If you know the beekeeper well and are getting appropriate compensation for the possibility of losses, then that is a possibility. Otherwise I wouldn't even consider handing my healthy hives off to somebody who has no investment in them. They have a better prognosis enduring our sub-zero temps for the winter.

my $.02, take it for what it is worth...
Rick


----------



## CPeavey (Jan 21, 2009)

*150 hives for free? I would buy them...*

Sell blow bees. Said beekeeper comes at the end of your season with his equip and you blow your bees into his boxes, collect and he is off. 
Otherwise you can loan me your hives in the fall and Get them back in the spring around may 4th or so with new queens and fresh off the coast. I could do something like that. But I wonder the benefit for you? I could put 150 hives to work real easy. I also am seccond gen and agree that the few sour Bee owners give our kind a bad name. Most of the keeps I know are well established and trustworthy. But it only takes one kook with a flatbed to run the rest of us crazy.. This sounds like free money. Where is the catch?


----------



## JohnK and Sheri (Nov 28, 2004)

CPeavey said:


> This sounds like free money. Where is the catch?

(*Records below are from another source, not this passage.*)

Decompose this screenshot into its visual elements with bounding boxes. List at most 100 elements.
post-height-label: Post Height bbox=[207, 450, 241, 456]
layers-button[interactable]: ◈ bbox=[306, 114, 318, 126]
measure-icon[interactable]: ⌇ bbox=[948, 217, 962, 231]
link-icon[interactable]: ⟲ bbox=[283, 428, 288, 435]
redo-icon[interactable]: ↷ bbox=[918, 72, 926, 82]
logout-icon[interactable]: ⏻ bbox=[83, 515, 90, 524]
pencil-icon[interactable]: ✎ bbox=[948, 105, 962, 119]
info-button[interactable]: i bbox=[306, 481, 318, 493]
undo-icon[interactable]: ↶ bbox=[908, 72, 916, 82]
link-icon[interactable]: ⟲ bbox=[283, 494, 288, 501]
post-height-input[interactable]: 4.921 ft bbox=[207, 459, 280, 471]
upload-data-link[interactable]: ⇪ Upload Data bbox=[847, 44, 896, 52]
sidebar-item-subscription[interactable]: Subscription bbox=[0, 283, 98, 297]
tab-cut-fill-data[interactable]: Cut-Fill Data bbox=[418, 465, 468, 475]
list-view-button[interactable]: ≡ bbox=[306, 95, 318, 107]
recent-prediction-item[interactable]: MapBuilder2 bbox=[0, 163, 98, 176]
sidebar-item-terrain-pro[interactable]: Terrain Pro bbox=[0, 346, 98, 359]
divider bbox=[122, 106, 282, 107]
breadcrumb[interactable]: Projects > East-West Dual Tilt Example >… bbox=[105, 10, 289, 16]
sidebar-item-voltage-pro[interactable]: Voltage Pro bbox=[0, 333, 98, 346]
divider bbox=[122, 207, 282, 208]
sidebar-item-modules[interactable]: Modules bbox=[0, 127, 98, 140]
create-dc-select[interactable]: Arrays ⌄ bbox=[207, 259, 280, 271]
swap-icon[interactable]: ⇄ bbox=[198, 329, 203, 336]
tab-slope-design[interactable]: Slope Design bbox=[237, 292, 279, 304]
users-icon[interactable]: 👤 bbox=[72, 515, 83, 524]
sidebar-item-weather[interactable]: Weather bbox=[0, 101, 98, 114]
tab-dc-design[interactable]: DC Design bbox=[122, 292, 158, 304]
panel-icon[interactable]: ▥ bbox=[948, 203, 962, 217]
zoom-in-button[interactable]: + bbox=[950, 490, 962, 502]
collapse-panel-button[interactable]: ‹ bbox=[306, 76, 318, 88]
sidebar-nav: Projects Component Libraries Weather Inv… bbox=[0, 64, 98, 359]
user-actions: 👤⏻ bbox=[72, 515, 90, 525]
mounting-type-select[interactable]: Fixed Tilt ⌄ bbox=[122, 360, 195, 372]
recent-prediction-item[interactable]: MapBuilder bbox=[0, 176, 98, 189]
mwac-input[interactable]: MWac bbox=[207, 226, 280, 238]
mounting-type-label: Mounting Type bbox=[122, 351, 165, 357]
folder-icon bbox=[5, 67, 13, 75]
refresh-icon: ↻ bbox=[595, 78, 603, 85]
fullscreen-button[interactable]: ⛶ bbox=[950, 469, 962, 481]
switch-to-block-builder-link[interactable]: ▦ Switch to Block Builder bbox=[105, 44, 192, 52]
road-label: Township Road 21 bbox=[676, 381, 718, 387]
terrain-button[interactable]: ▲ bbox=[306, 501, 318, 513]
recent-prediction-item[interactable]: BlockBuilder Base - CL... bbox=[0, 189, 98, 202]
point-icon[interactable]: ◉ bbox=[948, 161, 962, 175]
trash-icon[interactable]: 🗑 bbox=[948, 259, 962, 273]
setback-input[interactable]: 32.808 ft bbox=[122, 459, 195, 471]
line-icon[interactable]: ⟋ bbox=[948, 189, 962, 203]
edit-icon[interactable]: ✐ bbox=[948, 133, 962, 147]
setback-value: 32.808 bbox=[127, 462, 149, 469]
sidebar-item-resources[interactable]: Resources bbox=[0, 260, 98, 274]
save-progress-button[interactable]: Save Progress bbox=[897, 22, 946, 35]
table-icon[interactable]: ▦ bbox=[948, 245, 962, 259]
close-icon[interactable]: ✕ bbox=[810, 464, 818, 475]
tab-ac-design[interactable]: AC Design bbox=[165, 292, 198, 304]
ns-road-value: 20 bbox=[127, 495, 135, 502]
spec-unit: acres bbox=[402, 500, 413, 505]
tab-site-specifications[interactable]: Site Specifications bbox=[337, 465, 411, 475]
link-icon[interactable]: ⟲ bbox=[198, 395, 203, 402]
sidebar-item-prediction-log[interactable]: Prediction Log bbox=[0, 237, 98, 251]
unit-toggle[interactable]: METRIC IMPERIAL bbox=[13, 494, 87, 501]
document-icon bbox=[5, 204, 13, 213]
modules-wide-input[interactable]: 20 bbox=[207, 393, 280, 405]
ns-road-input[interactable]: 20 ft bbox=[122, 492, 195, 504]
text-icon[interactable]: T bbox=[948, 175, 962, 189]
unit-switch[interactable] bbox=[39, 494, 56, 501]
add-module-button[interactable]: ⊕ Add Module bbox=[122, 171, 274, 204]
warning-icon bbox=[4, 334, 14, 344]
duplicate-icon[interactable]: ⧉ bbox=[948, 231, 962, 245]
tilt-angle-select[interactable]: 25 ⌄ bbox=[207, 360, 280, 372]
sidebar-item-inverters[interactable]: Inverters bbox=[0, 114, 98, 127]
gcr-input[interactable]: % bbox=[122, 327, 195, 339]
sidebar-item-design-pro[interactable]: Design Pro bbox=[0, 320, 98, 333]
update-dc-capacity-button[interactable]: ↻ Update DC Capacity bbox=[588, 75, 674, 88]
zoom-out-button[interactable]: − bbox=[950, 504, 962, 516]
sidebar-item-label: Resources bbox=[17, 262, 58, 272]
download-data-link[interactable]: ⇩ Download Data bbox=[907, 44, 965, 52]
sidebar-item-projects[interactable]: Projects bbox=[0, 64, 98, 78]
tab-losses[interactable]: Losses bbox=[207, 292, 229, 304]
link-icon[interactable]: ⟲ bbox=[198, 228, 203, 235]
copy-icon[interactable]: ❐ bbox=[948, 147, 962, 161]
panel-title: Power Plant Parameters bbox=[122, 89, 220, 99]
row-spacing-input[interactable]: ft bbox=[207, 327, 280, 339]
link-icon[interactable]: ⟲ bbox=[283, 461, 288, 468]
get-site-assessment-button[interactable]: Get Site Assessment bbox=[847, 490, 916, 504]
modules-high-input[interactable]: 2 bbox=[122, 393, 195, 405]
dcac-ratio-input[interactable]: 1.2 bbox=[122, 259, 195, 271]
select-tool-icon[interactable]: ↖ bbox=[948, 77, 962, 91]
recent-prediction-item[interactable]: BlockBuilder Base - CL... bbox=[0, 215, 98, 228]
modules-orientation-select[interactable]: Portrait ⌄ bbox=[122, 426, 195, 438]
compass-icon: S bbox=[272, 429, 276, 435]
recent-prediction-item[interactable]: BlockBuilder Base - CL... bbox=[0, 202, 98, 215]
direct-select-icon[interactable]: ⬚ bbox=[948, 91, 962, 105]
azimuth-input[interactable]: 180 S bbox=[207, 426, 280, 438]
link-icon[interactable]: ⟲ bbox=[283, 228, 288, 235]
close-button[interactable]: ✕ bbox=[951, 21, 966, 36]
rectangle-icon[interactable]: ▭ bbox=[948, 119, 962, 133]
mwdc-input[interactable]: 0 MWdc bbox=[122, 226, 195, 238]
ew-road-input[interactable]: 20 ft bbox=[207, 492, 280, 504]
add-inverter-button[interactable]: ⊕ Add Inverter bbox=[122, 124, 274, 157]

The catch in my eyes is that you are responsible for bringing live bees back to this beek in the spring, a risk unless you are quite sure those bees are healthy going in. How many would fail over winter due to the usual suspects? 
Not picking on this particular OP, his bees are probably stellar and this could be a great deal for all involved, but we have had folks ask us to take their bees to pollination, just bring them back big in the spring and when we went to look at the bees it was obvious few were strong enough to make it through winter let alone earn a pollination check. If the bees weren't treated in a timely manner for mites/nosema the risk is for hard feelings on both sides, the "home" beek wondering what the pollinator "did to his bees" and the pollinator not wanting to replace a bunch of sick bees that didn't even make it to the orchards before dying. Problems aren't always real obvious in early fall. You can't take marginal bees to California and expect a miracle to be performed.
We prefer to buy blow bees.
Sheri


----------



## Nick Noyes (Apr 28, 2005)

Sheri definatally hit the nail on the head. 
Been there done that.


----------